Consequently a significant portion of non-annotated consensus peaks are likely to be peptide specific ions such as sequence ions of an ion-type or neutral loss not considered by the library creation tool or internal fragments. Ideally when generating a decoy version of a target library spectrum the sequence related portion of the non-annotated peaks should be positioned in accordance with the new decoy peptide sequence, but other peaks (such as immonium ions and precursor ions) should be kept where they are and peaks not related to the sequence should be randomized.

In order to illustrate the importance of the spectrum based similarity measure and the handling of non-annotated peaks we display a library spectrum (LibY-CID-IT) and a decoy version created by SpectraST, which would be rejected by DeLiberator (Figure 4). Even though the

library entries have a very high spectral similarity (dot-product score 0.94), due to shared intense sequence ions and non-annotated peaks not repositioned by the decoy algorithm. The decoy spectrum in Figure 4 is not an isolated case, but we could find many similar examples.

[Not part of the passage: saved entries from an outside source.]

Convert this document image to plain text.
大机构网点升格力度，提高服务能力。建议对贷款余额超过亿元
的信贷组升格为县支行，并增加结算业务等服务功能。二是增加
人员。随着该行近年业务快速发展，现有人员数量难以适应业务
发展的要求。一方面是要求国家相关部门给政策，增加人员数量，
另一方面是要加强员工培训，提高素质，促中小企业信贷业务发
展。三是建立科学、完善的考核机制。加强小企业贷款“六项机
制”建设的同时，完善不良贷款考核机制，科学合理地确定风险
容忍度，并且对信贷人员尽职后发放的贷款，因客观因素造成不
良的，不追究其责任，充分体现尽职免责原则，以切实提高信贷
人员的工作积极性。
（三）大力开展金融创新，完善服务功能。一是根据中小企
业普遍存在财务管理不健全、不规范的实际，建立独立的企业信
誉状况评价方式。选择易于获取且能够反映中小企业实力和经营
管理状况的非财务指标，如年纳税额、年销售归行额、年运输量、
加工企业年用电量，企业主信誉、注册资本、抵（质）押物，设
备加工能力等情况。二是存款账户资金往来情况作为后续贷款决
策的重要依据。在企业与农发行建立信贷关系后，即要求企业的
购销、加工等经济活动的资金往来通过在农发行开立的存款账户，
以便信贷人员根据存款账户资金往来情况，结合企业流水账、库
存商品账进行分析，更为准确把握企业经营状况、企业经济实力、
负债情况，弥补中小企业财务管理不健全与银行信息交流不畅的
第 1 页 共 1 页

Figure 4. The upper spectrum represents the doubly charged peptide YENGEPPMEVYEVLR in the

spectrum library LibY-CID-IT. The lower spectrum is a decoy version of this library entry created by the SpectraST algorithm (decoy peptide EYNGEPPYEMVELVR). Even though the target and decoy peptides have a sequence similarity lower than 70% (the similarity threshold implemented in the SpectraST algorithm) target and decoy library entries have a very high spectral similarity (dot-product score 0.94), resulting from shared high intensity sequence ions (solid black lines) and non-annotated ions (dotted lines). Solid gray lines show the non-matching peaks.